Pengakuan Nelson Mandela, mantan Presiden Afrika Selatan, atas ketokohan Tuan Guru dari Tidore itu pernah diceritakan oleh Sultan Husain Sjah kepada saya. Sultan Tidore yang juga anggota DPD-RI dari Provinsi Maluku Utara ini menceritakan kisah ini setelah sesi diskusi Sarasehan Nasional bertema: Merawat Perdamaian Belajar dari Resolusi Konflik dan Damai di Maluku dan Maluku Utara untuk Indonesia yang Bersatu, Berdaulat, Adil dan Makmur, yang diselenggarakan oleh Sekretariat Jenderal Dewan Ketahanan Nasional yang dipimpin Letjen TNI Doni Monardo, di Jakarta, 9 s/d 13 Juli 2018.
Perjuangan Nelson Mandela sebagaimana diketahui adalah penentang politik apharteid sebuah sistem yang memisahkan ras oleh pemerintah kulit putih di Afrika Selatan yang berlangsung sejak 1948 s/d 1994. Perjuangannya yang tidak mengenal lelah itulah membuat Nelson Mandela dipenjara di Robind Island oleh rezim setempat.
Karena terilhami oleh perjuangan Tuan Guru dari Tidore itulah oleh pemerintahan Afrika Selatan memberikan penghargaan kepada Tuan Guru dari Tidore sebagai pahlawan nasional Afrika Selatan.
“Saya barusan pulang dari Afrika Selatan menerima penghargaan tersebut,” ujar Sultan Tidore Husain Sjah saat itu. Maka dari cerita itu terungkap, sejak kedatangan Spanyol, Portugis hingga Belanda melalui politik dagang VOC yang mengincar Maluku tak lepas karena kekayaan alam yang melimpah.
Sosok Tuan Guru dari Tidore saat itu secara tegas menolak penguasaan asing atas daerahnya. “Mereka boleh berdagang, tapi tak boleh berkuasa. Sebab, beliau tahu ada agenda terselubung di balik itu,”ujarnya.
Perlawanannya yang begitu tegas tak membuat semangat Tuan Guru dari Tidore ini redup. Dan, oleh Belanda kemudian diasingkan ke Ambon. Dari Ambon dia tetap memimpin perlawanan dan kemudian oleh Belanda dibuang lagi ke Jakarta. Di Jakarta masih tetap sama Tuan Guru Tidore ini mengobarkan perlawanan lagi dan oleh Belanda ia kemudian diasingkan ke Cape Town Afrika Selatan.
Tak cukup, Belanda kemudian mengasingkan Tuan Guru dari Tidore ini ke penjara Robin Island selama 14 tahun.

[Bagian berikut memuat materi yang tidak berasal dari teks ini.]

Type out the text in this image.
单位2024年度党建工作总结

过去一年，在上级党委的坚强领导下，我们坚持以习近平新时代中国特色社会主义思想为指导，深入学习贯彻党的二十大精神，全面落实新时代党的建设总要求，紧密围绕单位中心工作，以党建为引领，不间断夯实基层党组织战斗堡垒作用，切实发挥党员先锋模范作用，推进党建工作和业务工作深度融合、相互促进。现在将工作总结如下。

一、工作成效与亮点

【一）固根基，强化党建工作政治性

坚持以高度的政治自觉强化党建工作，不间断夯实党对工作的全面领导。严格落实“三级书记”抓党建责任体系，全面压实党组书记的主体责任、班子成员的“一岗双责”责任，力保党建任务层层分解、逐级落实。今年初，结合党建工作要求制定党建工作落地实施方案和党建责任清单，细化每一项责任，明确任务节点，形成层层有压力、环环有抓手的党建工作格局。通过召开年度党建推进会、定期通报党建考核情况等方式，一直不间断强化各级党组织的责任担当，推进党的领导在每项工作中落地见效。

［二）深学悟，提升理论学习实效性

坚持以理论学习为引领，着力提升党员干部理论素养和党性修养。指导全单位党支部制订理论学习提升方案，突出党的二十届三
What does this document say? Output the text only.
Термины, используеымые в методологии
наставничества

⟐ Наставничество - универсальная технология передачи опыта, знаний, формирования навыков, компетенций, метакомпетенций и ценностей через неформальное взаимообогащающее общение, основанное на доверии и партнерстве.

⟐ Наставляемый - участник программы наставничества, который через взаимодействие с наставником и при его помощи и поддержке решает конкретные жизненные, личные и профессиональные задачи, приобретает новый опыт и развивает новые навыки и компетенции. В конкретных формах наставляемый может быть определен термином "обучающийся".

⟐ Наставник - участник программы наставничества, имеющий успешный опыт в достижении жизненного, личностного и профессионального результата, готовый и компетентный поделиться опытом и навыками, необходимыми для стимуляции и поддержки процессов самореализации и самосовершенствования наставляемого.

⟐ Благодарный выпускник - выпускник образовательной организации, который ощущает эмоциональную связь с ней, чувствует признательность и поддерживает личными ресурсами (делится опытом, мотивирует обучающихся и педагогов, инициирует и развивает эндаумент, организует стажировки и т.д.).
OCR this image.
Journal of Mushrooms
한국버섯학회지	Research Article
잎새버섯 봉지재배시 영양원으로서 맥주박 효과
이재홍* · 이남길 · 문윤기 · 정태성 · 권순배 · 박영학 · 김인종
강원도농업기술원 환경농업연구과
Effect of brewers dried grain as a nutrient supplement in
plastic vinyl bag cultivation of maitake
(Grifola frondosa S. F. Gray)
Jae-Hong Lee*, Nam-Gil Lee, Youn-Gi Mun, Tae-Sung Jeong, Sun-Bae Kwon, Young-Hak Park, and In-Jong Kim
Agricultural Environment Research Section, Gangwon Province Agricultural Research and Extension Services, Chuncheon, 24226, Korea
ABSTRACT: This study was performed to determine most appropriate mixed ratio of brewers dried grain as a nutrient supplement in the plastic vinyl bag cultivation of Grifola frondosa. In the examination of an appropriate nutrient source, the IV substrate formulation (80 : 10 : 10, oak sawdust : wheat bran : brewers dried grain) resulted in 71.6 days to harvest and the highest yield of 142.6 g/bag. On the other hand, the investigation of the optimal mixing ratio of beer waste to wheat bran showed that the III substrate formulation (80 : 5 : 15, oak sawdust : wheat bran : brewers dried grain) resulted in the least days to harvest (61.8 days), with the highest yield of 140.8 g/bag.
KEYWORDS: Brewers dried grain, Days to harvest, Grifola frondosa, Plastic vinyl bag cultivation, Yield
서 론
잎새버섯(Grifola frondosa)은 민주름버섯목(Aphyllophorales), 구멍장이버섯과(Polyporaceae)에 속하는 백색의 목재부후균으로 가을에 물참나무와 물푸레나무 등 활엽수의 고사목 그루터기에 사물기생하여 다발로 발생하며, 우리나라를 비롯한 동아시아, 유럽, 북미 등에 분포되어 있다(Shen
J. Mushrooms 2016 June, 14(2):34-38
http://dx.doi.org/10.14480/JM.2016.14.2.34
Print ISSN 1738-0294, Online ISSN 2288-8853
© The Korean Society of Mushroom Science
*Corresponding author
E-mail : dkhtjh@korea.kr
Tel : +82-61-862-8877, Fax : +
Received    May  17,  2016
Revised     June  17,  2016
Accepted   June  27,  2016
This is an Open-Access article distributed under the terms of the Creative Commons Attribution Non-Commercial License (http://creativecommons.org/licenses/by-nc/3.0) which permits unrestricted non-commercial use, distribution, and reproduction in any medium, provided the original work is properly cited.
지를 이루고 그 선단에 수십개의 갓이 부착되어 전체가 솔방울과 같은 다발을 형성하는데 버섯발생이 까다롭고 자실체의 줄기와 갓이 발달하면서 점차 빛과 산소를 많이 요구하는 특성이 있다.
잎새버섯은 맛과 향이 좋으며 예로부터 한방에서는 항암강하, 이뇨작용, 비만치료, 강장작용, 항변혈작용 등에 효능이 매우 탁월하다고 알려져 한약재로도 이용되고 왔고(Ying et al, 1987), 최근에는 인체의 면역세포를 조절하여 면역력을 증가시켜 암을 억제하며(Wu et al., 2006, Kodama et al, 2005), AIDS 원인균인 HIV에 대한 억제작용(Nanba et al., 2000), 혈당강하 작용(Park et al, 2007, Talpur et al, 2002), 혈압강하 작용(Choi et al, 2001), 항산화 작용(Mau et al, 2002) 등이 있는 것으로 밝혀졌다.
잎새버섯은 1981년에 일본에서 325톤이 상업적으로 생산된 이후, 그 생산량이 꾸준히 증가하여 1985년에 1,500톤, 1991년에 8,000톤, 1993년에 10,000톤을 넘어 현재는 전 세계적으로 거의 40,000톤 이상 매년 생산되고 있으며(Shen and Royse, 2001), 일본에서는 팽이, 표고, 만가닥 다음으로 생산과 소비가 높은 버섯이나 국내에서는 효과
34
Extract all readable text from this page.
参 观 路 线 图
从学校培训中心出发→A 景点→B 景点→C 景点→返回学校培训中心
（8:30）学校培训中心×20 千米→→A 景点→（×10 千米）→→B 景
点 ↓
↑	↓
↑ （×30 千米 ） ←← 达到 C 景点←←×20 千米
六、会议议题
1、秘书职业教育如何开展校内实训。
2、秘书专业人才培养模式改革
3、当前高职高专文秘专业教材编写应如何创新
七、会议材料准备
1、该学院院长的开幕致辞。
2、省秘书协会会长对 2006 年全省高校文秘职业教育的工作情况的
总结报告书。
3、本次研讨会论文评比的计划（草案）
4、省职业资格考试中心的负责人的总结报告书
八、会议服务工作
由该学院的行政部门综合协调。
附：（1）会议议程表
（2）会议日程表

Dan, di Robind Island ini pula tempat dimana Tuan Guru dari Tidore dipenjara diikuti oleh Nelson Mandela. Dari penjara Robin Island inilah Nelson Mandela terinspirasi atas perjuangan Tuan Guru dari Tidore ini dalam melakukan perlawanan.
“Karena terinspirasi dari Tuan Guru Tidore inilah oleh pemerintah Afrika Selatan memberikan gelar kepada beliau sebagai pahlawan nasional,” ujar Sultan Husein Sjah.
Dari cerita tentang sejarah dan kebesaran Kesultanan Tidore yang telah melintasi kekuasaan di berbagai pulau dan daratan, suku, dan ras tersebut mengingatkan kita pentingnya mempelajari sejarah merupakan sebuah keharusan. Dan, dalam konteks ini sejarah tak sekadar mengajarkan kita tentang kearifan. Tapi sejarah juga mempertegas jati diri kita sebagai bangsa yang besar untuk selalu mencintai peradaban masa lalu yang telah ditorehkan oleh para pejuang kita melalui darah dan air mata di Tanah Jazirah Almulk, negerinya para Aulia. (**)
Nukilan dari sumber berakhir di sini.